Tarantism: The Belief Behind the Name

The condition associated with the supposed spider bite was known as tarantism, and it was documented for generations across Puglia, particularly in the Salento peninsula near Taranto. Sufferers, most often women, would reportedly fall into a listless or agitated state that local tradition blamed on a spider's bite, and the prescribed remedy was a home visit from musicians who played a fast, driving rhythm on tambourine and violin until the afflicted person got up and danced, sometimes for hours, until exhaustion broke the episode. The Italian anthropologist Ernesto de Martino spent 1959 studying the practice firsthand in Salento and published his findings in La terra del rimorso, arguing that tarantism functioned less as a response to actual venom and more as a socially sanctioned outlet for psychological distress that had few other acceptable expressions in that place and time, especially for women. Whatever the underlying cause, the dance-as-cure ritual was taken seriously enough, for long enough, to leave behind a whole musical repertoire built specifically for it.

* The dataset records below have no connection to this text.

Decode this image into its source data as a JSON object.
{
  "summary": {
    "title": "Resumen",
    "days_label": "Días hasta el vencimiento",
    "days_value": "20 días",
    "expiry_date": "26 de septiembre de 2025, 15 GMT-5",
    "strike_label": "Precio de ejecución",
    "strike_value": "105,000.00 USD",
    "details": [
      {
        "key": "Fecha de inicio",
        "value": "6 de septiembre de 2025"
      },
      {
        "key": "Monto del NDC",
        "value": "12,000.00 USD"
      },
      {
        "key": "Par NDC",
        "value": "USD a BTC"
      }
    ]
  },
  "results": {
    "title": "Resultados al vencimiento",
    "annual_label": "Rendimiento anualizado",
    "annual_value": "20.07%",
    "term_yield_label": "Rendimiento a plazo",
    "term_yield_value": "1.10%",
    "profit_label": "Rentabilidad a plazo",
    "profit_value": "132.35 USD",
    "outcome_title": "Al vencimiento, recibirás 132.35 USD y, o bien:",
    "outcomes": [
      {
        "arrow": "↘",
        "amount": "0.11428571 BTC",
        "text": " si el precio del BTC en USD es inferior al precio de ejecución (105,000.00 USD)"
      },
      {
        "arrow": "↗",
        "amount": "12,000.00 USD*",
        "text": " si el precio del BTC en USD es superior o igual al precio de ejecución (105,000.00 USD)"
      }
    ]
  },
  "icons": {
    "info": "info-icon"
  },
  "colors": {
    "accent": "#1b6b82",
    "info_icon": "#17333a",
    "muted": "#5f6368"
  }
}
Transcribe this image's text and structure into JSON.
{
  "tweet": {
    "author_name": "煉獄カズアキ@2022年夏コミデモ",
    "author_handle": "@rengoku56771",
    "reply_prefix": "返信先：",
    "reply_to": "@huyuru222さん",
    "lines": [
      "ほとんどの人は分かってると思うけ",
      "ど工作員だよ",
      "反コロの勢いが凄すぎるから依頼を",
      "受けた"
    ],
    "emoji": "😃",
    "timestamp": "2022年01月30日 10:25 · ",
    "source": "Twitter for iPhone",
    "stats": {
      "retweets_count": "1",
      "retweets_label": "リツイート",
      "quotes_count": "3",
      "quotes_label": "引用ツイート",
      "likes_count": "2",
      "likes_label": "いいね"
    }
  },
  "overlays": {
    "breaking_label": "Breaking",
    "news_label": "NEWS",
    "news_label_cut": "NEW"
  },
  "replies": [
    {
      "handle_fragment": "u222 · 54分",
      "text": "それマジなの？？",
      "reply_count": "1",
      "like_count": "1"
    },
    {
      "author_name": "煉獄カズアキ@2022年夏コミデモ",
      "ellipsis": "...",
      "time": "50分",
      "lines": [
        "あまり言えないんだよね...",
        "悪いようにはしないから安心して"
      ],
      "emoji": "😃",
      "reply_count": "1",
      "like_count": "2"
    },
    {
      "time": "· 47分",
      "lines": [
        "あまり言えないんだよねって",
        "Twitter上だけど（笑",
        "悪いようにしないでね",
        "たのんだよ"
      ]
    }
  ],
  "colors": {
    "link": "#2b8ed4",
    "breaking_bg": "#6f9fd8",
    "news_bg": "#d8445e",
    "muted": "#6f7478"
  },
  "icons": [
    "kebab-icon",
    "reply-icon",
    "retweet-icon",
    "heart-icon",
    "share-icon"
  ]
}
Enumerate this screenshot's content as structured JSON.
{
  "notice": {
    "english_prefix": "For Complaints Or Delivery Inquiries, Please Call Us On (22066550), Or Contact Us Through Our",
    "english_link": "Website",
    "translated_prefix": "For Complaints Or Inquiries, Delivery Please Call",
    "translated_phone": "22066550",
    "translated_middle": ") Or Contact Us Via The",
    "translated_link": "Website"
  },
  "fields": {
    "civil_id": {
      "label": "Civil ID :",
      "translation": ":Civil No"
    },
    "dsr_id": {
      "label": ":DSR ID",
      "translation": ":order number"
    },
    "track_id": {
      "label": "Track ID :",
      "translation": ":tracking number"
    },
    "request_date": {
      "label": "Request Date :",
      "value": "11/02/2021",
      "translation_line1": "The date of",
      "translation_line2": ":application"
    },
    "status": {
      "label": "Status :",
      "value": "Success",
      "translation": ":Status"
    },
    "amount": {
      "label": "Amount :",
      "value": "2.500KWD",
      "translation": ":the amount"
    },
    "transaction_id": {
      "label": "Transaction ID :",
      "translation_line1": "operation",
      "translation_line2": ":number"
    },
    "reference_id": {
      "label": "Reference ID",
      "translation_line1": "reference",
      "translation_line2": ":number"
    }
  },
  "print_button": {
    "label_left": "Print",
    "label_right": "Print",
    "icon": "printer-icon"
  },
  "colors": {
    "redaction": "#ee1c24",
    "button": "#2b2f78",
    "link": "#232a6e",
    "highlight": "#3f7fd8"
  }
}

One Name, Several Regional Dances

What most people picture when they hear "tarantella" is actually a family of related regional dances rather than one fixed routine. The version tied to tarantism, pizzica pizzica, comes specifically from Salento and keeps close to its healing-ritual roots, often danced solo or in a loose circle with an urgency that reflects its original purpose. Tarantella napoletana, the version most commonly seen in Italian-American wedding and restaurant performances, developed around Naples as a lighter courtship dance for couples, built around flirtatious approach-and-retreat steps rather than the trance-like intensity of the Salento form. Calabria and Sicily each maintain their own regional variants too, with different step patterns and instrumentation, which is worth knowing before assuming any single video or class represents "the" tarantella.

The Steps and the Sound

Despite the regional variation, most tarantella forms share a driving 6/8 rhythm and a reliance on the tamburello, a large hand-held frame drum with jingles similar to a tambourine, as the dance's rhythmic backbone, often alongside violin or accordion. The tempo typically accelerates as the piece goes on, and dancers respond to that acceleration rather than dancing at a fixed, unchanging speed throughout — part of what gave the dance its reputation for frenzy in the tarantism context, where the escalating tempo was thought to intensify the cure. Footwork tends toward quick, small steps and turning patterns, with arms often raised to frame the face or holding a tambourine that the dancer plays while moving, which is a genuinely difficult combination for beginners to coordinate.

A Living Revival, Not a Museum Piece

Tarantism as an actual medical belief faded through the 20th century, but the music and dance built around it didn't disappear with it. Salento in particular has seen a strong folk revival since the 1990s, anchored by La Notte della Taranta, an annual summer festival held in the town of Melpignano that draws large crowds for a night of pizzica music and dancing and has become one of the region's biggest cultural exports. Folklife organizations such as the Smithsonian Center for Folklife and Cultural Heritage have documented similar Mediterranean ritual dance traditions as part of broader efforts to preserve community-based folk practices that exist outside formal concert dance. For anyone learning tarantella today, that revival scene — workshops, regional festivals, community classes — is a far more accessible entry point than trying to reconstruct the historical healing ritual itself.

Trying It Outside Italy

Tarantella classes outside Italy tend to show up through Italian cultural centers, folk dance societies, or general world folk dance groups rather than dedicated dance studios, and they're usually taught as a social, participatory dance rather than a performance piece requiring years of technique. Anyone coming from another partnered folk tradition, such as csardas or contra dance, will recognize the general shape of a community dance built around live music and a caller or lead dancer, even though the specific steps and rhythm are distinctly Italian.